The hardcoded `WAVE99_DELETE_NAMES` list stays as a standalone script -- it's a one-time curated blocklist, not a per-item check.

#### `enrich` (new -- absorbs finnhub_screener.py enrich logic)

Per-company Finnhub API lookup:

1. If company has no ticker, skip: `return {"skipped": "no_ticker"}`
2. Call `GET /stock/profile2?symbol={ticker}` with Finnhub API key
3. If Finnhub returns data, update DB:
   - `market_cap_m` (convert to USD using existing `convert_to_usd`)
   - `exchange` (canonical)
   - `country`
   - `website`
   - `description` (Finnhub's `finnhubIndustry`)
4. If Finnhub returns no data, flag: `return {"skipped": "finnhub_no_data", "ticker": ticker}`

Rate limiting handled by job framework pacing + concurrency=5 (well under Finnhub's 60/min free tier).

#### `score` (new -- absorbs quality_score.py logic)

Per-company SQL scoring. Uses the existing `SCORING_SQL` from quality_score.py:

- Has ticker: +20
- Has market cap: +15
- Has country: +5
- Has description: +5
- Has roles: +10
- Has supplier relationships: +15
- Has competitor relationships: +10
- Wave 0 (anchor): +10
- Wave 1: +5
- Georgetown ChipExplorer match: +5

Writes score to `companies.quality_score` column.
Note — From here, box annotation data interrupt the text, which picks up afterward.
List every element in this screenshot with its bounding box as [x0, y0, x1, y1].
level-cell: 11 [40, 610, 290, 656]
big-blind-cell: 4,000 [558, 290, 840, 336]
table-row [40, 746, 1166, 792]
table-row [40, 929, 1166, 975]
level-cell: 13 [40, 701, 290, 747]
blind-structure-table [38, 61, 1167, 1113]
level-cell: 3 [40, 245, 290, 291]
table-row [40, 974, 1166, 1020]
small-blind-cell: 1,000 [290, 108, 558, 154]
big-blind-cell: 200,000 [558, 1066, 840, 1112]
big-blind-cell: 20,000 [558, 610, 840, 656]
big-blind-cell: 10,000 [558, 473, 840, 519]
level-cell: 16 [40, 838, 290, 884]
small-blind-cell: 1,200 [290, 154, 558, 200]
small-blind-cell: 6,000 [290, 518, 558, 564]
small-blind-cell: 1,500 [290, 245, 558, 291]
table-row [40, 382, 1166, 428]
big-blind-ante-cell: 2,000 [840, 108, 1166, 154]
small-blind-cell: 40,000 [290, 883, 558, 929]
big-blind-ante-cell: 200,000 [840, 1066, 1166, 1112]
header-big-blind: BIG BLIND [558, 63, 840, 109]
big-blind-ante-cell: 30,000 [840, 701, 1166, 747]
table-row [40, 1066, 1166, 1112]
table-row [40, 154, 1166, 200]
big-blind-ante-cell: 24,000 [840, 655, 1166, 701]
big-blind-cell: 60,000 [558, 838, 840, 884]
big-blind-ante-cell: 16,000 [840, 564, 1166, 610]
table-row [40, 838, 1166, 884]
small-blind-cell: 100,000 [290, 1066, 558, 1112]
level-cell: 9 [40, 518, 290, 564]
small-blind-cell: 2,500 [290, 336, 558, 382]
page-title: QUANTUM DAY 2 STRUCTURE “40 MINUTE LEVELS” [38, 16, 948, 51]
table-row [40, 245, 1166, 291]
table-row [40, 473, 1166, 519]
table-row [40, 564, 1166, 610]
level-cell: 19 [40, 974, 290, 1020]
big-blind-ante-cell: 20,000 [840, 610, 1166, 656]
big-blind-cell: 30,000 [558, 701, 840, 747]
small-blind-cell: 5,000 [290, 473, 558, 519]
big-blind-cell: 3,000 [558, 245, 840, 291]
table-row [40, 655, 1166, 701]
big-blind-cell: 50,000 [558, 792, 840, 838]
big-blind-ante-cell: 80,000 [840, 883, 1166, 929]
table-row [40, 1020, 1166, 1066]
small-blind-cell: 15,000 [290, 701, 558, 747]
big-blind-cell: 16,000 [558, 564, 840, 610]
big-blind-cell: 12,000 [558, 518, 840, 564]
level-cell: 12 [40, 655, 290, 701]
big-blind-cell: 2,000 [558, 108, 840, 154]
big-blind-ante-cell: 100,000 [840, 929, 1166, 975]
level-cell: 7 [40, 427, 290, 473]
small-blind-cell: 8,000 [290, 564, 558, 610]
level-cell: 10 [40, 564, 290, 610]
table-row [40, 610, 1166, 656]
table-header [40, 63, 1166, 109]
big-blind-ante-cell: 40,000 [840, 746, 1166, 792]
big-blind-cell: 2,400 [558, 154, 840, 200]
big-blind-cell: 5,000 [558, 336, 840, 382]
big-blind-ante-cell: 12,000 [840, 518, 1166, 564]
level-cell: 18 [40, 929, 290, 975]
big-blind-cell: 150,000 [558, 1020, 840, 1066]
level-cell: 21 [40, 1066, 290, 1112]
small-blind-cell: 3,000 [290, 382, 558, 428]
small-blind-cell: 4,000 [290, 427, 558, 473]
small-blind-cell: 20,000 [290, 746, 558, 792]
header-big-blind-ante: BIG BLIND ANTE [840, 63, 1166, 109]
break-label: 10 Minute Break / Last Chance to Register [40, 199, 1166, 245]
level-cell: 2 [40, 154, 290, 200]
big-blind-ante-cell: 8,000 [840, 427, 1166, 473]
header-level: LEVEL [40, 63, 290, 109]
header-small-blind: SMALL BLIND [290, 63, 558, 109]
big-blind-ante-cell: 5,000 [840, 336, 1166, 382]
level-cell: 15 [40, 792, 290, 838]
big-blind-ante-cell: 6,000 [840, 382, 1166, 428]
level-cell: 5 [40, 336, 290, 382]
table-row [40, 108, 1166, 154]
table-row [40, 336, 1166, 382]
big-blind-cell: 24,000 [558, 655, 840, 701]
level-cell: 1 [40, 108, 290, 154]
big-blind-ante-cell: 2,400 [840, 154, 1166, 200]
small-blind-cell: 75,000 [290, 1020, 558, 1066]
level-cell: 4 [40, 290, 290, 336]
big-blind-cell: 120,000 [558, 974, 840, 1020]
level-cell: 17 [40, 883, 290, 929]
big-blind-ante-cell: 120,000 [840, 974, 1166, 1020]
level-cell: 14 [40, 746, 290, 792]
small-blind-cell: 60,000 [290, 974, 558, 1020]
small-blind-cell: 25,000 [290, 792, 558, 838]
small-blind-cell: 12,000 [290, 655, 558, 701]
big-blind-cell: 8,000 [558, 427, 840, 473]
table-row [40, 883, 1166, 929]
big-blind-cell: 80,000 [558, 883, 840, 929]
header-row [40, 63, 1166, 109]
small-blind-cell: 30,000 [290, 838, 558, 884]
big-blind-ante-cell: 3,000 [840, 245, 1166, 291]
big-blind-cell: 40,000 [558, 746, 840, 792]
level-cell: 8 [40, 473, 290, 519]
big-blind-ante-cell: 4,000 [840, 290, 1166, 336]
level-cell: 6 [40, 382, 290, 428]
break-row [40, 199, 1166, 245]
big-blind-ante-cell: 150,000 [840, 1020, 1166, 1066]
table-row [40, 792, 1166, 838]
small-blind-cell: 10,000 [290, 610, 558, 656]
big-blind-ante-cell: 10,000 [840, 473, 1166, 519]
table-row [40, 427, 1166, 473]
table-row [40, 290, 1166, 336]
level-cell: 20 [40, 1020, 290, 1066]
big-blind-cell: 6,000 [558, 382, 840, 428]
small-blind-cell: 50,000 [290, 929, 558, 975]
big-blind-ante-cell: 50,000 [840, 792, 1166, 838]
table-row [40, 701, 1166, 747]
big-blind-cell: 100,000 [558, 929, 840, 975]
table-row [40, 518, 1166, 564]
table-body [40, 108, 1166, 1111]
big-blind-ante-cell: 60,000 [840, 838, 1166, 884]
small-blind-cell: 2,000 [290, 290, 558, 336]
Returns `{"quality_score": N}`.

### jobs.yaml changes

Both `supplychain_anchors` and `supplychain_expand` get the same updated stage list:

```yaml
stages:
  - name: profile
    concurrency: 3
  - name: relationships
    concurrency: 3
  - name: expand
    concurrency: 1
  - name: validate
    concurrency: 5
  - name: enrich
    concurrency: 5
  - name: score
    concurrency: 5
```

### Handler version bump

All stages get new version strings since the handler is being restructured. Existing items that completed under the old stages will show as stale in the dashboard (expected -- they were never validated/enriched/scored).

### What stays as standalone scripts

These don't fit as per-item stages:

- `cleanup_garbage.py` step 2 (`WAVE99_DELETE_NAMES`) -- curated one-time blocklist
- `dedup.py` full run -- bulk historical dedup across all 9,490 companies
- `finnhub_screener.py` search/screen commands -- discovery tool, not per-item enrichment
- `export_universe.py` -- export/ranking tool, runs when needed

### Migration

Existing items in the pipeline that completed `suppliers`/`customers`/`competitors` but haven't hit the new stages: the runner will see them as needing `validate` → `enrich` → `score` and process them through. No manual reset needed -- the new stages are appended after `expand`.

Items that completed `suppliers` but not `customers`/`competitors` under the old schema: these need a one-time reset. Use `jobctl reset supplychain_anchors relationships` to mark them for reprocessing with the merged stage.